Of the Baa category, Moody’s says: “Obligations rated Baa are subject to moderate credit risk. They are considered medium-grade and as such may possess speculative characteristics.”
Moody’s comments about Ryder’s underlying business are mostly positive. The rating, Moody’s said, “considers Ryder’s strong positions as one of the nation’s largest full-service truck leasing, rental and supply chain logistics companies.” The report said Ryder benefits from a “vehicle ownership outsourcing trend” and that it has “predictable and sizable cash flows.”
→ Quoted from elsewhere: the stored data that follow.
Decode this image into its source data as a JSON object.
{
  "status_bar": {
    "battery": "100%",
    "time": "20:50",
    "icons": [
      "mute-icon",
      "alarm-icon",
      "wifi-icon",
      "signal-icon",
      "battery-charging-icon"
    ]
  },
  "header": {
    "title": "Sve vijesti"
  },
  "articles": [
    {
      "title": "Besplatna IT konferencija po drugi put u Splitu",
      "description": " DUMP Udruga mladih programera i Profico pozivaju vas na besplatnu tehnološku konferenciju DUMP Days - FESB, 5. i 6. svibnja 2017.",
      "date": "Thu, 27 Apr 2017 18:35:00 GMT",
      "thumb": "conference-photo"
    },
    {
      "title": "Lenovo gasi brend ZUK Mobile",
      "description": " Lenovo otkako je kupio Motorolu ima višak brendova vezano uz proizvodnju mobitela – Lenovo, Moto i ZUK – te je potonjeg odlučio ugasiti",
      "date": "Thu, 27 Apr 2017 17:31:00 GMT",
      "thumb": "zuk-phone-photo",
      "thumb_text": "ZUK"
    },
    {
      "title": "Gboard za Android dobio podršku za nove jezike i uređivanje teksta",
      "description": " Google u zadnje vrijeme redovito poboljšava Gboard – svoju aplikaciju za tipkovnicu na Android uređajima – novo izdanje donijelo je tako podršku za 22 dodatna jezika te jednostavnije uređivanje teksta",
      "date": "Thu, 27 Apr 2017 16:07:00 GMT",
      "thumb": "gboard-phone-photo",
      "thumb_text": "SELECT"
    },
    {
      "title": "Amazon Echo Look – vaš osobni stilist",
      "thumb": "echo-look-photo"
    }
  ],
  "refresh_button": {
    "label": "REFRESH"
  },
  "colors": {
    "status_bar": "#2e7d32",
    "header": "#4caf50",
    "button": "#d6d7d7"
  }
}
On the earnings calls, Sanchez said reduced capital expenditures this year were expected to be a factor in generating free cash flow at Ryder in excess of $600 million, which would be a record.
“Nonetheless, Ryder has to contend with a significant underutilization of its rental fleet and the negative impact on the company’s supply chain services business from a drop in U.S. automotive production in 2020,” the Moody’s report said, right after acknowledging the likely free cash flow record performance this year.
In an interview with FreightWaves, Rene Lipsch, a vice president and senior credit officer at Moody’s who led the review of the Ryder debt rating, said the resale value of trucks was not the only factor that came into play in Moody’s decision to lower the rating. It’s how the values impact the overall health of the business.
He said the company’s “capital base” has weakened. While the asset base at Ryder has been expanding, “the equity base has been pressured as a result of net losses,” Lipsch said.
Moody’s is focused on Ryder’s need to “adapt the size of its rental fleet in accordance with lower demand,” Lipsch said. Adapting the size of the fleet will mean disposals, “and the posting of these trucks is what we’re focused on.”
Moody’s noted that Ryder’s liquidity is good. It recently had a $400 million bond offering and Moody’s said various other changes in its debt structure yielded the company $1.2 billion in proceeds.
But the report also noted that Ryder has a “very modest cash balance.” At the end of the fourth quarter, Ryder, a company with revenues of $2.1 billion in the first quarter, only carried a cash balance of $74 million, though that rose to about $400 million at the end of the first quarter. The company has a revolving credit facility of $1.4 billion, but has a large commercial paper position and debt maturities are usually in excess of $1 billion per year, according to Moody’s.
The outlook for Ryder, according to Moody’s, is stable. That means an upgrade or downgrade is not likely in the foreseeable future. The rating could be upgraded on the basis of several factors, one of them being that the debt/EBITDA ratio is maintained below 3.25. Currently, it’s about 4.
Ryder’s stock in the last year is down 25.49%, closing on June 2 at $36.81.